You mean to tell me that at one time the postal service did not bring my mail directly to my house six days a week? How could that possibly be?
We take home delivery of the mail for granted. In the 1890s most Americans lived in rural areas, outside the city, where they had to go to the local post office to retrieve their mail. In 1896, the Post Office began experimenting with home delivery in clearly defined areas. Once it proved effective, rural free delivery became a permanent service effective July 1, 1902.
Rural Free Delivery came to Hotchkissville (part of Woodbury), Connecticut, in the spring of 1902. Dana Leavenworth wrote to his uncle Damon Turley of Chicago on March 31, 1902, about this phenomenon. Note his sense of wonder.
We are having Rural Free Delivery in this section of the town, being benefited by that adopted by Woodbury.

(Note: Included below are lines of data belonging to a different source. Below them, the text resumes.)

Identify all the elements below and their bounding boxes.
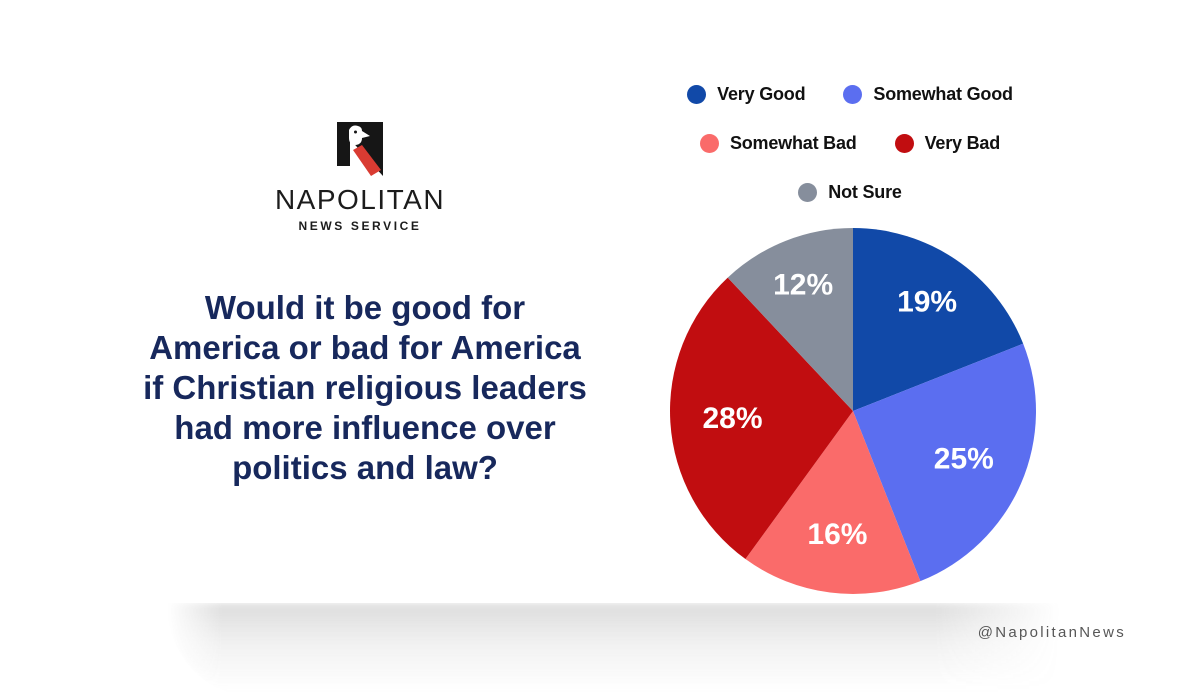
legend-dot-icon (699, 133, 719, 153)
napolitan-eagle-icon (337, 122, 383, 176)
legend-item-somewhat-good: Somewhat Good (843, 83, 1013, 105)
pie-label-somewhat-bad: 16% (807, 518, 867, 551)
legend-label: Not Sure (828, 181, 902, 202)
legend-label: Very Good (717, 83, 806, 104)
pie-slice-very-good (853, 227, 1024, 411)
question-text: Would it be good for America or bad for A… (100, 288, 630, 488)
question-line: had more influence over (174, 409, 556, 446)
social-handle: @NapolitanNews (977, 624, 1126, 641)
pie-label-very-bad: 28% (702, 402, 762, 435)
legend-dot-icon (843, 84, 863, 104)
legend-row: Very Good Somewhat Good (640, 80, 1060, 108)
legend-row: Somewhat Bad Very Bad (640, 129, 1060, 157)
infographic: NAPOLITAN NEWS SERVICE Would it be good … (100, 80, 1126, 695)
legend-dot-icon (894, 133, 914, 153)
legend-label: Very Bad (924, 132, 1001, 153)
question-line: Would it be good for (204, 289, 526, 326)
logo-title: NAPOLITAN (274, 184, 446, 215)
pie-slice-very-bad (670, 277, 853, 560)
legend: Very Good Somewhat Good Somewhat Bad Very B… (640, 80, 1060, 227)
logo-subtitle: NEWS SERVICE (298, 219, 422, 233)
legend-label: Somewhat Bad (729, 132, 857, 153)
pie-label-somewhat-good: 25% (934, 443, 994, 476)
brand-logo: NAPOLITAN NEWS SERVICE (250, 122, 470, 233)
legend-dot-icon (687, 84, 707, 104)
legend-item-very-bad: Very Bad (894, 132, 1001, 154)
legend-dot-icon (798, 182, 818, 202)
legend-label: Somewhat Good (873, 83, 1013, 104)
question-line: politics and law? (232, 449, 498, 486)
pie-chart: 19% 25% 16% 28% 12% (670, 227, 1037, 595)
pie-slice-not-sure (727, 228, 853, 411)
pie-slice-somewhat-good (853, 343, 1037, 582)
legend-row: Not Sure (640, 178, 1060, 206)
legend-item-somewhat-bad: Somewhat Bad (699, 132, 857, 154)
legend-item-not-sure: Not Sure (798, 181, 902, 203)
question-line: if Christian religious leaders (143, 369, 587, 406)
pie-label-very-good: 19% (897, 286, 957, 319)
question-line: America or bad for America (149, 329, 581, 366)
pie-slice-somewhat-bad (745, 411, 921, 595)
legend-item-very-good: Very Good (687, 83, 806, 105)
bottom-shadow (167, 603, 1060, 695)
pie-label-not-sure: 12% (773, 269, 833, 302)
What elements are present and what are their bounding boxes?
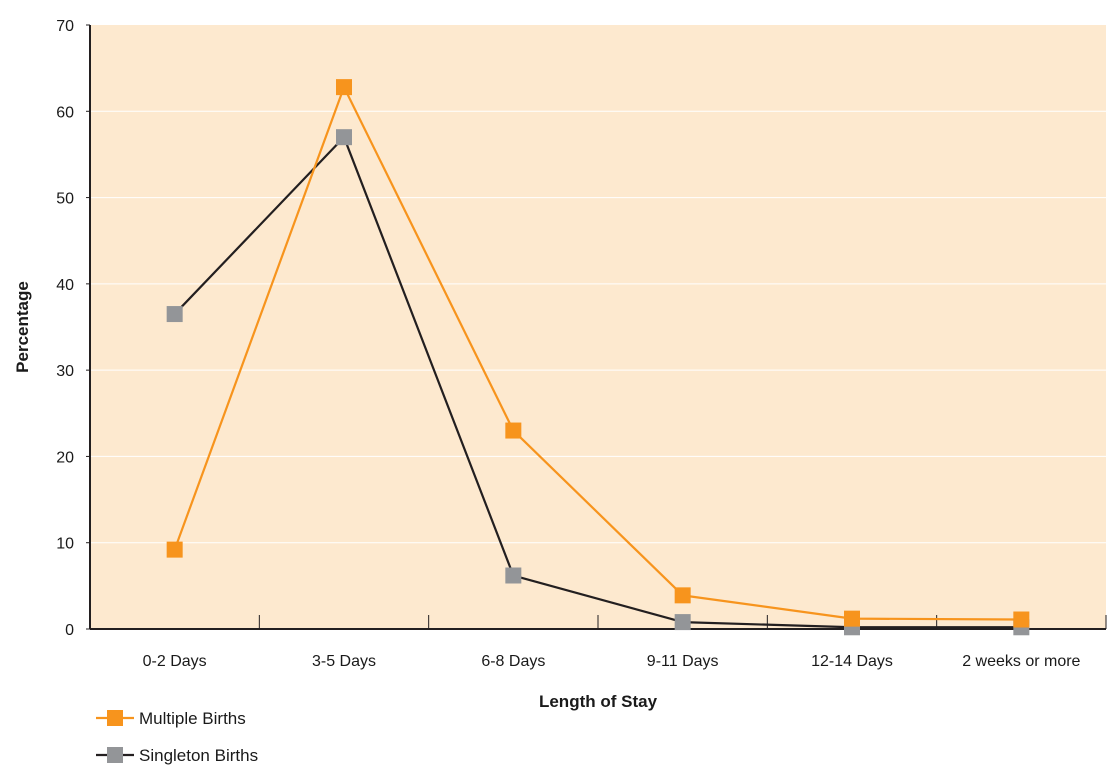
y-tick-label: 0: [65, 622, 74, 639]
data-point: [505, 567, 522, 584]
y-tick-label: 60: [56, 104, 74, 121]
x-axis-title: Length of Stay: [539, 692, 658, 711]
y-tick-label: 10: [56, 536, 74, 553]
data-point: [336, 79, 352, 96]
y-tick-label: 70: [56, 18, 74, 35]
legend-marker: [107, 747, 123, 763]
x-tick-labels: 0-2 Days 3-5 Days 6-8 Days 9-11 Days 12-14 D…: [143, 615, 1107, 670]
x-tick-label: 0-2 Days: [143, 653, 207, 670]
data-point: [336, 129, 352, 146]
series-line: [173, 86, 1022, 621]
y-tick-labels: 0 10 20 30 40 50 60 70: [56, 18, 90, 639]
legend: Multiple Births Singleton Births: [96, 709, 258, 765]
data-point: [674, 614, 691, 631]
y-tick-label: 20: [56, 449, 74, 466]
data-point: [674, 587, 691, 604]
y-tick-label: 40: [56, 277, 74, 294]
data-point: [1013, 611, 1030, 628]
data-point: [505, 422, 522, 439]
legend-label: Singleton Births: [139, 746, 258, 765]
legend-marker: [107, 710, 123, 726]
gridlines: [90, 110, 1106, 544]
x-tick-label: 12-14 Days: [811, 653, 893, 670]
y-tick-label: 50: [56, 191, 74, 208]
x-tick-label: 6-8 Days: [481, 653, 545, 670]
x-tick-label: 3-5 Days: [312, 653, 376, 670]
series-layer: [166, 79, 1030, 636]
data-point: [844, 610, 860, 627]
y-axis-title: Percentage: [13, 281, 32, 373]
x-tick-label: 9-11 Days: [647, 653, 719, 670]
data-point: [166, 306, 183, 323]
plot-area: [90, 25, 1106, 629]
legend-label: Multiple Births: [139, 709, 246, 728]
x-tick-label: 2 weeks or more: [962, 653, 1080, 670]
data-point: [166, 541, 183, 558]
y-tick-label: 30: [56, 363, 74, 380]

So when my letter is written all I have to do is to hand it to the man who delivers and collects the mail, and it will be carried safely to the Hotchkissville Post Office. We expect to have a box made expressly for mail, but they have not arrived at the post office yet.
Reading “other people’s mail”, which is part of my job, is great fun for many reasons, not the least of which is understanding that what we take for granted was not always available to our ancestors. Like home delivery of the mail.
Dana’s letter to his uncle is now part of the collection here at CHS and can be seen in the Research Center by requesting Ms 101860.
There are some terrific photos of RFD buggies in the CHS collection.
Guess I should have looked there. Maybe I can get them off CHO?